Synonyme: CVM-Methode
Englisch: Cervical Vertebral Maturation Analysis
Definition
Die Cervical Vertebral Maturation (CVM) Analyse ist ein radiologisches Verfahren zur Bestimmung der skelettalen Reife anhand der morphologischen Veränderungen der Halswirbel C2 bis C4 auf standardisierten seitlichen Fernröntgenaufnahmen des Schädels. Diese Methode dient der Einschätzung des Wachstumsstatus im Rahmen der [[Kieferorthopädie]].
Hintergrund
Die CVM-Methode wurde zur präzisen Bestimmung der Wachstumsphase entwickelt und gliedert die skelettale Reife in sechs Stadien (CS1 bis CS6), die von präpubertal bis postpubertal reichen. Sie korreliert hoch mit anderen Verfahren wie der Hand-Wachstumsanalyse und nutzt die routinemäßig erstellten Kephalogramme, sodass keine Mehrbelastung durch zusätzliche Röntgenaufnahmen entsteht.

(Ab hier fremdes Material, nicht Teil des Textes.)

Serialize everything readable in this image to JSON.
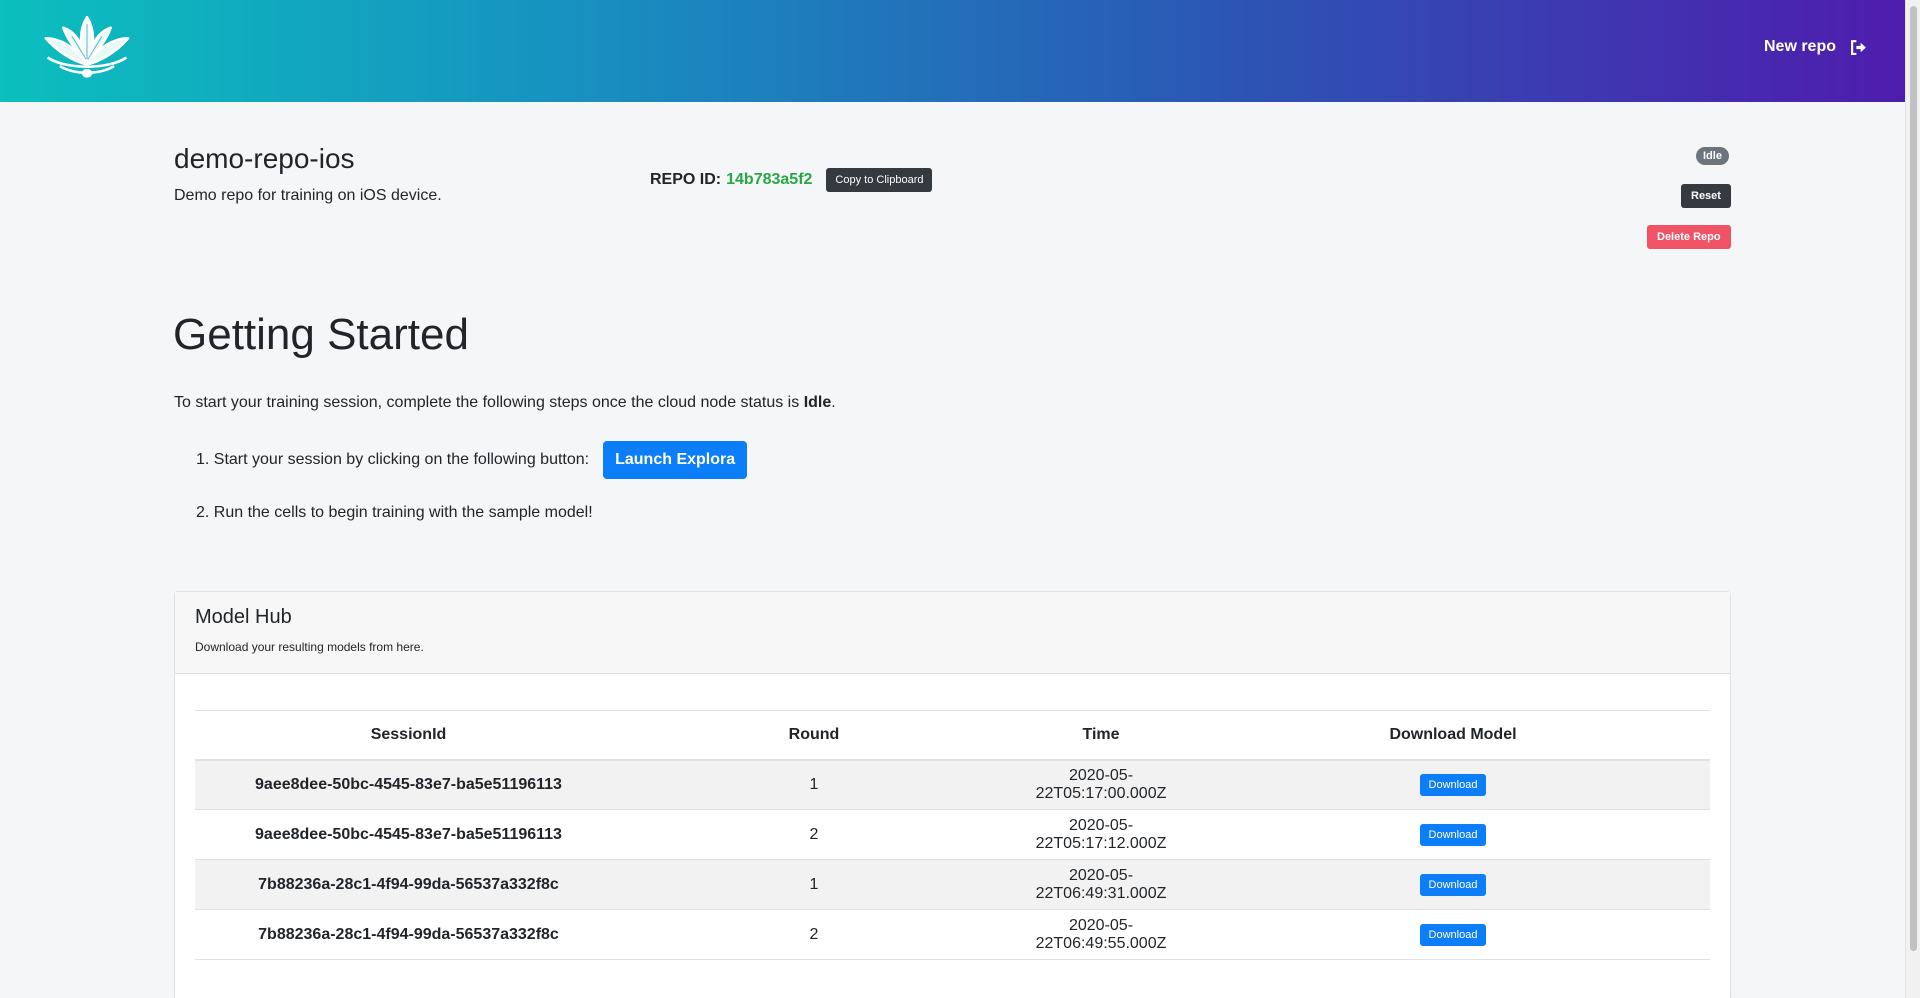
{
  "header": {
    "new_repo_label": "New repo",
    "logo_icon": "lotus-icon",
    "logout_icon": "logout-icon",
    "gradient": [
      "#0bbfbe",
      "#1791c0",
      "#2c55b5",
      "#4f1cad"
    ]
  },
  "repo": {
    "name": "demo-repo-ios",
    "description": "Demo repo for training on iOS device.",
    "id_label": "REPO ID:",
    "id_value": "14b783a5f2",
    "copy_label": "Copy to Clipboard",
    "status": "Idle",
    "reset_label": "Reset",
    "delete_label": "Delete Repo"
  },
  "getting_started": {
    "title": "Getting Started",
    "intro_before": "To start your training session, complete the following steps once the cloud node status is ",
    "intro_bold": "Idle",
    "intro_after": ".",
    "step1": "1. Start your session by clicking on the following button:",
    "launch_label": "Launch Explora",
    "step2": "2. Run the cells to begin training with the sample model!"
  },
  "model_hub": {
    "title": "Model Hub",
    "subtitle": "Download your resulting models from here.",
    "columns": [
      "SessionId",
      "Round",
      "Time",
      "Download Model"
    ],
    "rows": [
      {
        "session": "9aee8dee-50bc-4545-83e7-ba5e51196113",
        "round": "1",
        "time": "2020-05-22T05:17:00.000Z",
        "action": "Download"
      },
      {
        "session": "9aee8dee-50bc-4545-83e7-ba5e51196113",
        "round": "2",
        "time": "2020-05-22T05:17:12.000Z",
        "action": "Download"
      },
      {
        "session": "7b88236a-28c1-4f94-99da-56537a332f8c",
        "round": "1",
        "time": "2020-05-22T06:49:31.000Z",
        "action": "Download"
      },
      {
        "session": "7b88236a-28c1-4f94-99da-56537a332f8c",
        "round": "2",
        "time": "2020-05-22T06:49:55.000Z",
        "action": "Download"
      }
    ]
  },
  "colors": {
    "primary": "#0d7ef9",
    "danger": "#f05366",
    "dark": "#343a40",
    "success": "#28a745",
    "badge": "#6c757d"
  }
}
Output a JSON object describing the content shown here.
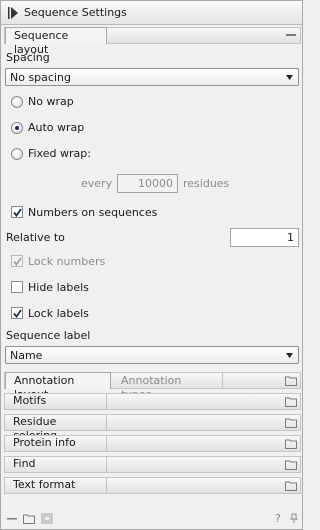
{
  "panel": {
    "title": "Sequence Settings"
  },
  "sequence_layout": {
    "tab_label": "Sequence layout",
    "spacing_label": "Spacing",
    "spacing_value": "No spacing",
    "wrap_options": [
      "No wrap",
      "Auto wrap",
      "Fixed wrap:"
    ],
    "wrap_selected": "Auto wrap",
    "every_label": "every",
    "every_value": "10000",
    "residues_label": "residues",
    "numbers_on_sequences_label": "Numbers on sequences",
    "numbers_on_sequences_checked": true,
    "relative_to_label": "Relative to",
    "relative_to_value": "1",
    "lock_numbers_label": "Lock numbers",
    "lock_numbers_checked": true,
    "hide_labels_label": "Hide labels",
    "hide_labels_checked": false,
    "lock_labels_label": "Lock labels",
    "lock_labels_checked": true,
    "sequence_label_label": "Sequence label",
    "sequence_label_value": "Name"
  },
  "sections": {
    "annotation_layout": "Annotation layout",
    "annotation_types": "Annotation types",
    "motifs": "Motifs",
    "residue_coloring": "Residue coloring",
    "protein_info": "Protein info",
    "find": "Find",
    "text_format": "Text format"
  },
  "bottom_bar": {
    "help": "?"
  },
  "colors": {
    "background": "#f0f0f0",
    "border": "#a9a9a9",
    "radio_dot": "#1e2f5a"
  }
}
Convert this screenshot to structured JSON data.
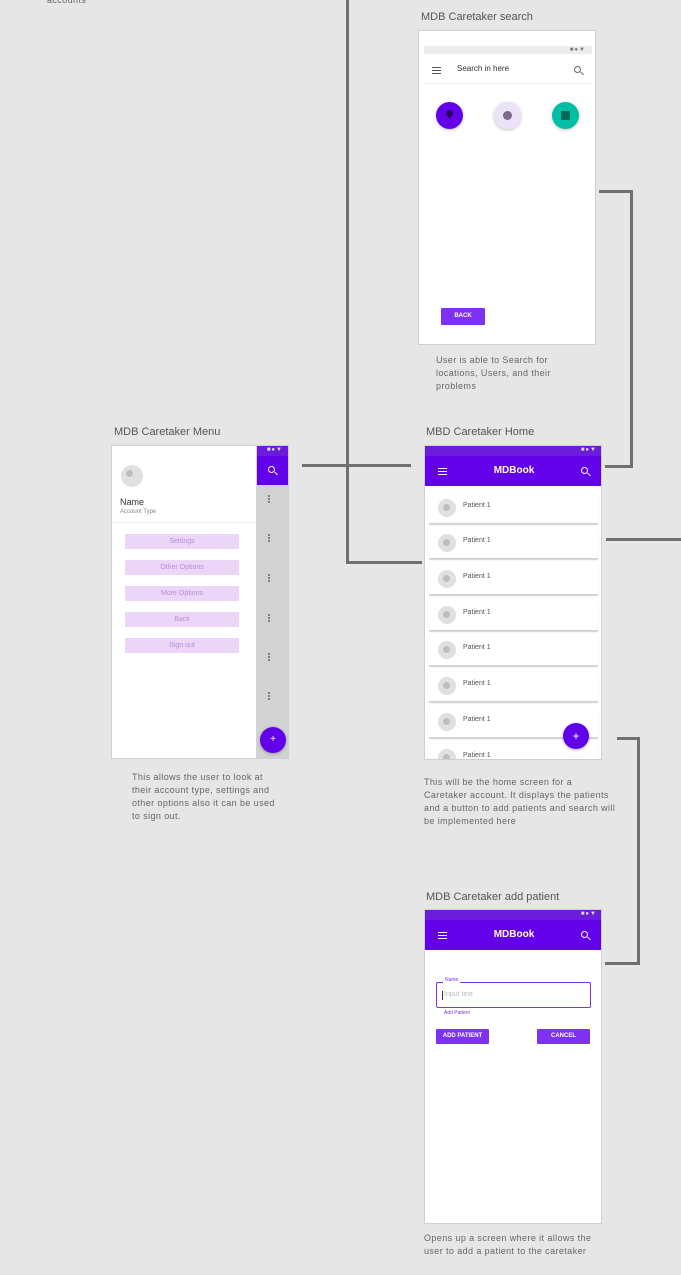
{
  "partial_text": "accounts",
  "search_screen": {
    "title": "MDB Caretaker search",
    "search_placeholder": "Search in here",
    "back_label": "BACK",
    "description": "User is able to Search for locations, Users, and their problems",
    "icons": [
      {
        "name": "location",
        "color": "#6200ea"
      },
      {
        "name": "user",
        "color": "#ede3f8"
      },
      {
        "name": "problems",
        "color": "#00bfa5"
      }
    ]
  },
  "menu_screen": {
    "title": "MDB Caretaker Menu",
    "user_name": "Name",
    "account_type": "Account Type",
    "menu_items": [
      "Settings",
      "Other Options",
      "More Options",
      "Back",
      "Sign out"
    ],
    "fab_label": "+",
    "description": "This allows the user to look at their account type, settings and other options also it can be used to sign out."
  },
  "home_screen": {
    "title": "MBD Caretaker Home",
    "app_title": "MDBook",
    "patients": [
      "Patient 1",
      "Patient 1",
      "Patient 1",
      "Patient 1",
      "Patient 1",
      "Patient 1",
      "Patient 1",
      "Patient 1"
    ],
    "fab_label": "+",
    "description": "This will be the home screen for a Caretaker account. It displays the patients and a button to add patients and search will be implemented here"
  },
  "add_patient_screen": {
    "title": "MDB Caretaker add patient",
    "app_title": "MDBook",
    "field_label": "Name",
    "field_placeholder": "Input text",
    "helper_text": "Add Patient",
    "add_button_label": "ADD PATIENT",
    "cancel_button_label": "CANCEL",
    "description": "Opens up a screen where it allows the user to add a patient to the caretaker"
  },
  "colors": {
    "primary": "#6200ea",
    "status_bar": "#6a1cd8",
    "menu_button_bg": "#ecd6f8",
    "connector": "#6f6f6f",
    "canvas": "#e6e6e6"
  }
}
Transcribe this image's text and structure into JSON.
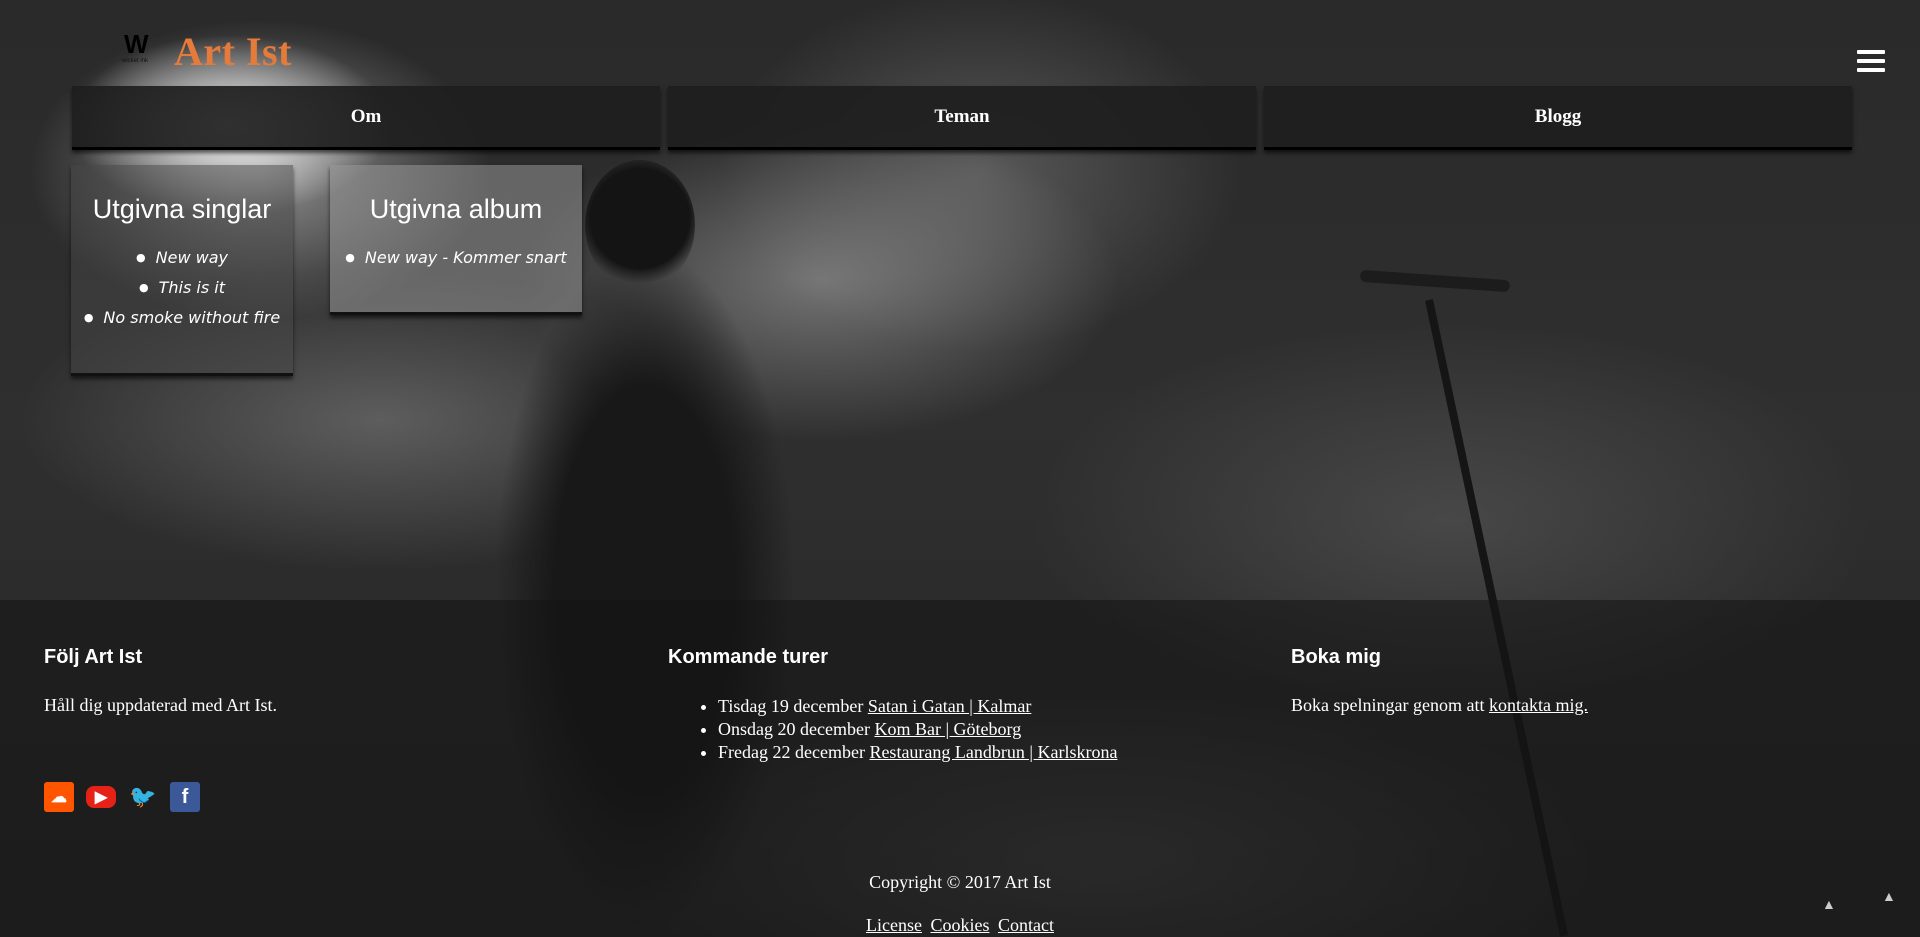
{
  "header": {
    "logo_letter": "W",
    "logo_subtext": "wicket ink",
    "title": "Art Ist"
  },
  "nav": {
    "items": [
      {
        "label": "Om"
      },
      {
        "label": "Teman"
      },
      {
        "label": "Blogg"
      }
    ]
  },
  "singles": {
    "title": "Utgivna singlar",
    "items": [
      "New way",
      "This is it",
      "No smoke without fire"
    ]
  },
  "albums": {
    "title": "Utgivna album",
    "items": [
      "New way - Kommer snart"
    ]
  },
  "footer": {
    "follow": {
      "heading": "Följ Art Ist",
      "text": "Håll dig uppdaterad med Art Ist.",
      "social_icons": [
        "soundcloud-icon",
        "youtube-icon",
        "twitter-icon",
        "facebook-icon"
      ]
    },
    "tours": {
      "heading": "Kommande turer",
      "items": [
        {
          "date": "Tisdag 19 december",
          "venue": "Satan i Gatan | Kalmar"
        },
        {
          "date": "Onsdag 20 december",
          "venue": "Kom Bar | Göteborg"
        },
        {
          "date": "Fredag 22 december",
          "venue": "Restaurang Landbrun | Karlskrona"
        }
      ]
    },
    "booking": {
      "heading": "Boka mig",
      "text": "Boka spelningar genom att",
      "link": "kontakta mig."
    },
    "copyright": "Copyright © 2017 Art Ist",
    "links": [
      "License",
      "Cookies",
      "Contact"
    ]
  },
  "colors": {
    "accent": "#e57b3a",
    "background": "#2b2b2b"
  }
}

Geschlechtsspezifische Unterschiede sind bei der Reifedauer zu beachten.
Klinik
Die CVM-Analyse ist klinisch relevant für die Bestimmung des optimalen Zeitpunkts für kieferorthopädische Wachstumsmodifikation, z. B. bei Gesichtsmaske oder Gaumenexpansion. Die Einteilung der Reifestadien hilft, das individuelle Wachstumspotenzial zu erfassen und die Therapieplanung entsprechend anzupassen.
Diagnostik
Die Analyse erfolgt anhand der Formveränderungen der unteren Wirbelkanten der Halswirbel C2 bis C4 im Kephalogramm. Die sechs Stufen (CS1–CS6) beschreiben progressiv von trapezförmiger zu rechteckiger und schließlich vertikal verlängerter Wirbelform.
Therapie
Das Wissen um das Reifestadium unterstützt die zeitliche Steuerung kieferorthopädischer Maßnahmen, um Wachstumsvorteile maximal zu nutzen und Rezidive zu minimieren.